In letters sent to Biosecurity Australia, local producers had made last ditch efforts to influence the decision making process before the August deadline for new protocols.

"My family has been growing apples in this country since 1858 and we are still on the same patch of soil my great great grandfather planted on," said Gavin Lang from Langdale Orchards in Victoria.

"But if New Zealand apples are allowed into Australia with the current import inspection criteria it will be the end of us."

Recently-arrived Pakistani scientist Jabbar Ali Khan said communities were at risk.

"Some years from now, we will have the opportunity to look at the result of the decision that is about to be made," he said.

"As an employee working in the apple industry I urge you to keep the level of biosecurity at the highest to protect our fruit industry."

Some growers presented an economic argument of survival, while others took their anger further.

"We are a small family business growing both apples and pears, but we provide employment for many casual people over the year. Our business would not survive an outbreak - the impact on rural employment would be catastrophic,” said Graeme and Betty Finger.

"This is like giving the Devil the keys to the Blood Bank, I urge you not to support this," said Maurice and Rien Silverstein.

"(It is our) very livelihood that is being threatened by the import protocols for fruit from New Zealand."

Such defiance established the backdrop to protests in the town of Shepparton recently, where people gathered to listen to apple producers, community members and union leaders, lighting a symbolic bonfire of dead apple trees.
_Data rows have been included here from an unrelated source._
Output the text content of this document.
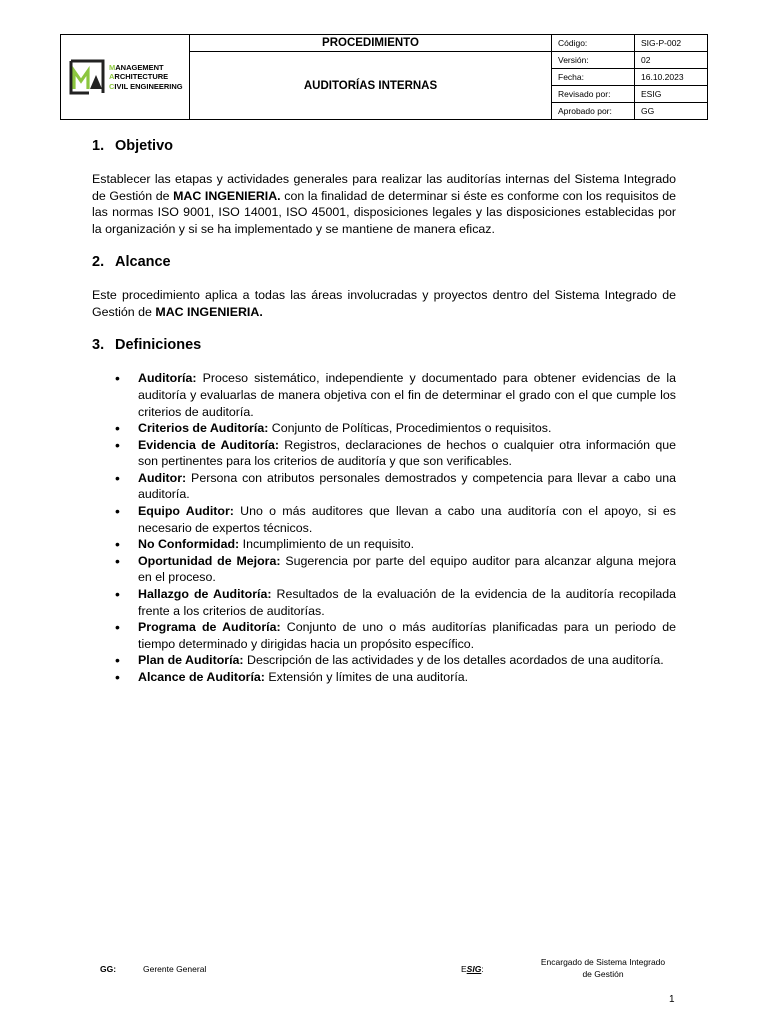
MANAGEMENT
ARCHITECTURE
CIVIL ENGINEERING	PROCEDIMIENTO	Código:	SIG-P-002
	AUDITORÍAS INTERNAS	Versión:	02
		Fecha:	16.10.2023
		Revisado por:	ESIG
		Aprobado por:	GG
1. Objetivo

Establecer las etapas y actividades generales para realizar las auditorías internas del Sistema Integrado de Gestión de MAC INGENIERIA. con la finalidad de determinar si éste es conforme con los requisitos de las normas ISO 9001, ISO 14001, ISO 45001, disposiciones legales y las disposiciones establecidas por la organización y si se ha implementado y se mantiene de manera eficaz.

2. Alcance

Este procedimiento aplica a todas las áreas involucradas y proyectos dentro del Sistema Integrado de Gestión de MAC INGENIERIA.

3. Definiciones
• Auditoría: Proceso sistemático, independiente y documentado para obtener evidencias de la auditoría y evaluarlas de manera objetiva con el fin de determinar el grado con el que cumple los criterios de auditoría.
• Criterios de Auditoría: Conjunto de Políticas, Procedimientos o requisitos.
• Evidencia de Auditoría: Registros, declaraciones de hechos o cualquier otra información que son pertinentes para los criterios de auditoría y que son verificables.
• Auditor: Persona con atributos personales demostrados y competencia para llevar a cabo una auditoría.
• Equipo Auditor: Uno o más auditores que llevan a cabo una auditoría con el apoyo, si es necesario de expertos técnicos.
• No Conformidad: Incumplimiento de un requisito.
• Oportunidad de Mejora: Sugerencia por parte del equipo auditor para alcanzar alguna mejora en el proceso.
• Hallazgo de Auditoría: Resultados de la evaluación de la evidencia de la auditoría recopilada frente a los criterios de auditorías.
• Programa de Auditoría: Conjunto de uno o más auditorías planificadas para un periodo de tiempo determinado y dirigidas hacia un propósito específico.
• Plan de Auditoría: Descripción de las actividades y de los detalles acordados de una auditoría.
• Alcance de Auditoría: Extensión y límites de una auditoría.
GG:	Gerente General	ESIG:
Encargado de Sistema Integrado
de Gestión
1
With the onset of increased imports, Apple and Pear Australia Limited (APAL) has been trying to boost productivity in the sector for years, with the national average of output per hectare lagging well behind the benchmarks of other apple-growing countries.

APAL has sent a message that growers can compete with imports if they improve productivity, with 33% of Victorian growers already meeting the output benchmarks of the world's leading apple industries.

Elation across the Tasman Sea

Pipfruit New Zealand chief executive Peter Beaven welcomed the decision, which brings a successful end to a '90-year battle'.

"We were always confident that the science would prevail. Mature symptomless apples do not pose a risk to the Australian industry and that has at last been accepted by the Australian Government and officials," he said.

He said four packhouses have passed the Australian audits and are qualified to pack fruit for Australia, with the first apples expected to be available in Australia 'very soon'.

"For several years now, we have offered to work collaboratively with Australian growers to promote apple consumption in Australia.

"Their per capita consumption is half that of New Zealand and NZ can offer a different variety mix as well."